Вплоть до того момента, когда молодой шимпанзе споткнулся о гладкий серебристый камень, торчавший из земли на несколько дюймов.
До него медленно, словно во сне, дошли слова Кии, которая что-то говорила ему. Как обычно, он снова погрузился в свои мысли прямо во время беседы – такая невнимательность была его дурной привычкой, которую он всю жизнь старался преодолеть. Несмотря на все упреки матери, эта привычка не служила доказательством его грубости или отсутствия интереса; его просто слишком увлекали различные научные загадки, над которыми он бился в последнее время.
Кия говорила, что понимает его, но Дарий ей не верил, особенно когда разговор затрагивал их совместное будущее. Поэтому он постарался отвлечься от посторонних мыслей и сосредоточиться на последних словах ее фразы:
– …Но как мы объясним это твоей матери?
Дариус усиленно заморгал.
– Ага, да-да, – сказал он, и прочистил горло, изображая усиленную работу мысли. – Матери, – повторил он медленно, пока в его голове быстро прокручивались различные варианты.

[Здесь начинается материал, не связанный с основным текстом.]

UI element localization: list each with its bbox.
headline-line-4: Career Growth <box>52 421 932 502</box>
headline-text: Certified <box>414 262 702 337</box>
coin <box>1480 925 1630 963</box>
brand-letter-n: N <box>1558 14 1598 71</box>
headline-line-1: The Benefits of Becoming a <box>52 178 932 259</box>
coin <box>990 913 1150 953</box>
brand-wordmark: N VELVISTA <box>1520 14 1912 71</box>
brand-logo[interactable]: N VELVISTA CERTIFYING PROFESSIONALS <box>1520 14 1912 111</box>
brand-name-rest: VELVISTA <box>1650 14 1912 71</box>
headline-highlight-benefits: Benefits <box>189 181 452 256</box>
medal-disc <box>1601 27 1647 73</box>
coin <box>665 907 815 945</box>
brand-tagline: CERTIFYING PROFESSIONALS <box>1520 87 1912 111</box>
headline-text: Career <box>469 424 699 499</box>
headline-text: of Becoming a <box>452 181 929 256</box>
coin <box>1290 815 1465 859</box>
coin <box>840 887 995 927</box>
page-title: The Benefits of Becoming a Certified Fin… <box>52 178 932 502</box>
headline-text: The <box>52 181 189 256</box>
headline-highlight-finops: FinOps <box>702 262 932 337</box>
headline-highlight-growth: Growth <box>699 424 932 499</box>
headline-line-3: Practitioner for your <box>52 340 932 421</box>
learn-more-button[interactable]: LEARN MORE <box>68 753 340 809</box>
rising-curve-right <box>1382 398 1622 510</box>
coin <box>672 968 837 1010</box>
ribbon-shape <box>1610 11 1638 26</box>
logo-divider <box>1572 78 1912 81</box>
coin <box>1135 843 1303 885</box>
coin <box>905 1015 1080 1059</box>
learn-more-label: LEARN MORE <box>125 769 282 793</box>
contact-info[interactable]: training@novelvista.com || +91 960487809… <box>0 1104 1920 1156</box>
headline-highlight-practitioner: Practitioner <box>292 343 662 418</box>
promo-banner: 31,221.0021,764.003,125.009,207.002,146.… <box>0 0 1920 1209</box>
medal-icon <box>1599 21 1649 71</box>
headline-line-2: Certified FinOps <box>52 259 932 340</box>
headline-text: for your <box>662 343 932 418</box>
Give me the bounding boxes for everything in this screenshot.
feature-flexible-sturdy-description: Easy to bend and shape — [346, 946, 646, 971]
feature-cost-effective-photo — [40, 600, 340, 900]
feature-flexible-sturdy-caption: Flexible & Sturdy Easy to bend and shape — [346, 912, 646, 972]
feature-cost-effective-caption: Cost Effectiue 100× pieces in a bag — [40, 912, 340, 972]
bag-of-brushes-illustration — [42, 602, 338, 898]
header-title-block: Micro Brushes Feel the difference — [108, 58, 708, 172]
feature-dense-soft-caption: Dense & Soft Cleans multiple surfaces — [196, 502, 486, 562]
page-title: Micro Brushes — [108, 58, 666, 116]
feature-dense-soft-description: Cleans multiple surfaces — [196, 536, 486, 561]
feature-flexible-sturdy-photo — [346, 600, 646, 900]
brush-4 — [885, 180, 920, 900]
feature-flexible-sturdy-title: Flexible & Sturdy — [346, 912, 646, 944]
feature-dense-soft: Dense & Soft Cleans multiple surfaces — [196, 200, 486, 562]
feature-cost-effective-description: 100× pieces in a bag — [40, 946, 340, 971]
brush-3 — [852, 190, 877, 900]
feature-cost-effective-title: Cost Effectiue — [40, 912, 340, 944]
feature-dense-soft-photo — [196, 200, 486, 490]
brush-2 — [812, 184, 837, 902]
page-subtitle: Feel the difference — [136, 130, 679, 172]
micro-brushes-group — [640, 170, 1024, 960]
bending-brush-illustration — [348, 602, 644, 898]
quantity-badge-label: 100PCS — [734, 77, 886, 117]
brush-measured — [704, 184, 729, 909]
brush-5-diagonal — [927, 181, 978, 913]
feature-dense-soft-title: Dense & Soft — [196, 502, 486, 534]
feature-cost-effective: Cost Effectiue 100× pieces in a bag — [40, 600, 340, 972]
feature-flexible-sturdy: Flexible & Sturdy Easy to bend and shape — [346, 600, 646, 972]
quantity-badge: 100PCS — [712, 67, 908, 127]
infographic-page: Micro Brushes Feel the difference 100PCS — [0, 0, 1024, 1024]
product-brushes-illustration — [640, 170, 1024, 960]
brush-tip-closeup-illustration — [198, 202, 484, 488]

Он был ученым и придумал бы что-то, но Кия тоже была ученым – математиком, прекрасно разбиравшимся в логике, и она тоже очень быстро обо всем догадывалась.
– Опять ты за свое? – спросила она.
– Нет, – отмахнулся он небрежно, но жест этот получился настолько неестественным, что он поспешил признаться: – Да. Извини, Кия.
Дарий понимал, что она не стала повышать голос и восприняла его признание внешне так спокойно только потому, что они находились на публике. В настоящий момент они сидели на скамейке в кампусе Академии и обедали на свежем воздухе.
– Не понимаю, почему тебе так трудно проводить время со мной, не отвлекаясь на посторонние мысли, – сказала она очень обиженным тоном. – Если я такая скучная…
– Нет, вовсе нет, – искренне сказал Дарий. – Ты самая интересная самка, самая интересная шимпанзе на свете, Кия. Поверь мне, дело не в тебе. Разве ты сама не замечала, что витаешь в облаках, когда работаешь над одной из своих задач? Переносишься в такое место, где вокруг тебя одни числа, и ты их перебираешь как хочешь, пока все разрозненные части не сложатся в разгадку?
Кия посмотрела на него с выражением, которого он до конца не понял.